Divorce Mediation and Domestic Violence
Unfortunately, domestic violence is a growing problem in the country. It is common in various cultures and impacts both wealthy and poor families. Often, outsiders have no idea that their friends and loved ones are suffering abuse. One disturbing statistic reports that three women are murdered in the United States every single day by a current or former romantic partner. Millions of men are the victims of assaults as well.
Abusive patterns in marriages often continue even as the parties initiate the divorce process. Maybe one spouse has convinced the other that they are not worthy of having custody of the children. Or, perhaps one party is so financially dependent on the other that he or she is afraid to speak up about various concerns.

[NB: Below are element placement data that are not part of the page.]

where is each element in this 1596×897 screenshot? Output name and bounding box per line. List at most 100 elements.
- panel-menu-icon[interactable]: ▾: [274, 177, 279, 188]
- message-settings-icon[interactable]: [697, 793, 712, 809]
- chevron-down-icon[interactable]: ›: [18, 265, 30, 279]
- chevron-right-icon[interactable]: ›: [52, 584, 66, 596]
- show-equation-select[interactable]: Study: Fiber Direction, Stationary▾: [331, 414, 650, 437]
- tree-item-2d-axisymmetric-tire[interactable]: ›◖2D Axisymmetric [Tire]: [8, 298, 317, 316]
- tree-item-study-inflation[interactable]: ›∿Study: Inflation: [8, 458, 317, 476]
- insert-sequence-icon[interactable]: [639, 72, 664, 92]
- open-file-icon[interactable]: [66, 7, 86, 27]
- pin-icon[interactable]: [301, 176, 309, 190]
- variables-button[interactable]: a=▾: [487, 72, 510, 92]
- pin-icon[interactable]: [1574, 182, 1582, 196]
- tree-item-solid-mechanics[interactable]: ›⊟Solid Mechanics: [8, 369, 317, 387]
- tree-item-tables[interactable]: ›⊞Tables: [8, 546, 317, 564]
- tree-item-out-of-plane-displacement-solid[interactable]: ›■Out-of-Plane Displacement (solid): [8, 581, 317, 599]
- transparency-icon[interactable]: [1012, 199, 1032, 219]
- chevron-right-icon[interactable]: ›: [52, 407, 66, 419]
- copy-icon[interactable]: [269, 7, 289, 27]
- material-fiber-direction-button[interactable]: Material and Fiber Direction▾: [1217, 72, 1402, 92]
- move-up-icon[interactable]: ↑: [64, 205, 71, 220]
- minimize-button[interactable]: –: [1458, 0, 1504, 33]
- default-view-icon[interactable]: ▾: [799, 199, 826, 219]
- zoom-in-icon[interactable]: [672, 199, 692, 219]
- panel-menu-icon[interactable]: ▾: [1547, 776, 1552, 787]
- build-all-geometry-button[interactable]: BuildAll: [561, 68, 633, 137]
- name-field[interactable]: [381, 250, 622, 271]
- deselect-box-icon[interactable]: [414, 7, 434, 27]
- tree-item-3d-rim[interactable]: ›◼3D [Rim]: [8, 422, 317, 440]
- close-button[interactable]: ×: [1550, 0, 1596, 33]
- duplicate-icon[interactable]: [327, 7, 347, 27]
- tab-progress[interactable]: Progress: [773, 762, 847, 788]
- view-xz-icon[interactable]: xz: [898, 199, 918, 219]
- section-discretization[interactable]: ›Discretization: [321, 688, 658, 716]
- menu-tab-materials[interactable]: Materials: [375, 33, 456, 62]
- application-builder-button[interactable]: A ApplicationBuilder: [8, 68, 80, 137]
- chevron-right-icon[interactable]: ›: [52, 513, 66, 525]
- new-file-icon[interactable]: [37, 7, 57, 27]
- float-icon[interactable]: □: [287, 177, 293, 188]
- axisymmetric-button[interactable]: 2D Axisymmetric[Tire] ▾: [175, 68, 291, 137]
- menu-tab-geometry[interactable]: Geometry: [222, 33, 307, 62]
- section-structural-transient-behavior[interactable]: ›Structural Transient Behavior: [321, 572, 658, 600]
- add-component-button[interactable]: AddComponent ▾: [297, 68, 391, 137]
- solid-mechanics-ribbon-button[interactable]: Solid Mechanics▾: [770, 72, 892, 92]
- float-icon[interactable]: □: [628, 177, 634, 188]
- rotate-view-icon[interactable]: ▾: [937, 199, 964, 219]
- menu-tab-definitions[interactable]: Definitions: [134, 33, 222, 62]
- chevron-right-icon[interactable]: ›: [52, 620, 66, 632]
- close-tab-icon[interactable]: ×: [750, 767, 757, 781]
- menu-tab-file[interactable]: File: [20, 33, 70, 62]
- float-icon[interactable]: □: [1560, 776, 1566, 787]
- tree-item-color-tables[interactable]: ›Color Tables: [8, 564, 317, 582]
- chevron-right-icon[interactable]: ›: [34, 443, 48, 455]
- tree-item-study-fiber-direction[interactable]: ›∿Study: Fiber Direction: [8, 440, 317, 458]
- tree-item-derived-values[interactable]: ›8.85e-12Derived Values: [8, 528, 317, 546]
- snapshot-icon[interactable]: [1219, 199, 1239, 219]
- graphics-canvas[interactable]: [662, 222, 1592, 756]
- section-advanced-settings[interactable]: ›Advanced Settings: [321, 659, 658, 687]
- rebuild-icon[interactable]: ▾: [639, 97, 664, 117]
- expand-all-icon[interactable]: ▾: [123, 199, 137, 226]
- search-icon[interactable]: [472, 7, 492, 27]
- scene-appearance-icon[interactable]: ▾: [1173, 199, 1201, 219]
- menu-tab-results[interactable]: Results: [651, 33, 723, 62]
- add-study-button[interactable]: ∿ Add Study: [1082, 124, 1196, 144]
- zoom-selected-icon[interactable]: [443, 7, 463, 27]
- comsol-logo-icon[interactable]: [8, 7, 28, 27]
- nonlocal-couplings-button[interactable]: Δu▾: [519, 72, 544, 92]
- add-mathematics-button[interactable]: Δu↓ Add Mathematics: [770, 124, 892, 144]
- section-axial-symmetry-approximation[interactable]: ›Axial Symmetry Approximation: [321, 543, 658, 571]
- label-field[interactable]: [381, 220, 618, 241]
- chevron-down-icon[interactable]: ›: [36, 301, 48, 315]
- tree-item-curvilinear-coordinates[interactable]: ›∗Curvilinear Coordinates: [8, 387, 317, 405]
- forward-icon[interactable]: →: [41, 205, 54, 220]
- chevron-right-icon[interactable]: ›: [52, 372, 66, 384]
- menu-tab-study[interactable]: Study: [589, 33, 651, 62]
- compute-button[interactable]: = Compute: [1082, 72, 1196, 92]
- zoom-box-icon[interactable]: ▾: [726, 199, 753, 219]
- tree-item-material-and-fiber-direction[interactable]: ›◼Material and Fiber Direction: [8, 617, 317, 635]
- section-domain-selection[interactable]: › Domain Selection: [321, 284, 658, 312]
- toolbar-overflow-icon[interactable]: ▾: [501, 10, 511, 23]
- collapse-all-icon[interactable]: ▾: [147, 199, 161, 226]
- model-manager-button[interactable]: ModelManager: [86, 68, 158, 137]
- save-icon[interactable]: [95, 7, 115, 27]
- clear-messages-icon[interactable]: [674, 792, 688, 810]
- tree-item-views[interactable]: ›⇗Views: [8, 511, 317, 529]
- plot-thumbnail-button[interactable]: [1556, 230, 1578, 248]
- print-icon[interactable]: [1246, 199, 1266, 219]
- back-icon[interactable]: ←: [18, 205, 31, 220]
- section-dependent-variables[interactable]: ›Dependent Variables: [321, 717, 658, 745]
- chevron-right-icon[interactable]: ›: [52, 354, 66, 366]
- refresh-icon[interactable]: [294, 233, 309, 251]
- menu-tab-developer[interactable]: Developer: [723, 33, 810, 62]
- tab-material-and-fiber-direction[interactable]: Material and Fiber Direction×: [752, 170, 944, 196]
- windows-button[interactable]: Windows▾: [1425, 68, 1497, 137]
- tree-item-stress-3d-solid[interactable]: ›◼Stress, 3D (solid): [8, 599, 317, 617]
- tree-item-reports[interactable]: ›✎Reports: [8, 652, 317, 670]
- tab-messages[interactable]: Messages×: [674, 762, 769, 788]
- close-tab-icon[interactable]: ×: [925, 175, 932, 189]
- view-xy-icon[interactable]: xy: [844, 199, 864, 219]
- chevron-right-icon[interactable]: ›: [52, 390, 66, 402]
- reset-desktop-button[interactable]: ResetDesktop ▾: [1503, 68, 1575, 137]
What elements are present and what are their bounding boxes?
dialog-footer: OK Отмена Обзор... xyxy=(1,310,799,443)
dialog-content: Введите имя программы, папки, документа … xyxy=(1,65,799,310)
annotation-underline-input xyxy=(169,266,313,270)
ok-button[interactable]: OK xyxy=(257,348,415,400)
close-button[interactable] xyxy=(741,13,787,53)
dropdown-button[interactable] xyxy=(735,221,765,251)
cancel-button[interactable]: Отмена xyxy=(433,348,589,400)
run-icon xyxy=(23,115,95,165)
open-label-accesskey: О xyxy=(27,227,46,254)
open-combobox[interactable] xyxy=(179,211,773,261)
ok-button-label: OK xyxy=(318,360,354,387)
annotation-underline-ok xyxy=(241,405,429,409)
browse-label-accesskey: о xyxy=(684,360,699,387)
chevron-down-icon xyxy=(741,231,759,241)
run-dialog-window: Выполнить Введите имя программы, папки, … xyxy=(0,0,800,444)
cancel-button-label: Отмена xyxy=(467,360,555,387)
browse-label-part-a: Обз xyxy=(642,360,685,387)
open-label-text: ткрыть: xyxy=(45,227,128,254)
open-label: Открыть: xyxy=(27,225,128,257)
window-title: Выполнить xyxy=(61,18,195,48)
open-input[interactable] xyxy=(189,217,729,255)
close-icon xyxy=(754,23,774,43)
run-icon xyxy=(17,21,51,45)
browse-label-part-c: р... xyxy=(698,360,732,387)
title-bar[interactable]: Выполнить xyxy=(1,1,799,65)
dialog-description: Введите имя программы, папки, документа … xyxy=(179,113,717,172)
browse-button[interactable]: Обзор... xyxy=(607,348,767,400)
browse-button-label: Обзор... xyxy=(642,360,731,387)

Divorce mediation is an excellent resource for individuals who have suffered domestic violence. Divorce mediation allows these individuals the opportunity to speak when they have been silenced for so long. During divorce mediation, the parties meet individually with a mediator, a third-party neutral. The mediator will address the concerns and wishes of each party, and will assist the parties with reaching a compromise. The mediator can separate the parties into two different rooms if that makes it easier for one party to share concerns. Unlike a trial, the parties do not have to speak in front of each other, which is a major relief if one party has suffered abuse.
All discussions at mediation remain private. If your case does end up going to trial, the mediator cannot be called to testify. Your spouse cannot use any settlement proposals you may have suggested at mediation against you. Therefore, you should use your mediation session to be completely candid with the mediator and express all of your concerns. If you are worried about your spouse’s temper or the safety of your children, tell the mediator so that these issues can be properly addressed in a settlement agreement. When parenting separately, you will not be in the room to protect the children. That is something the mediator needs to know.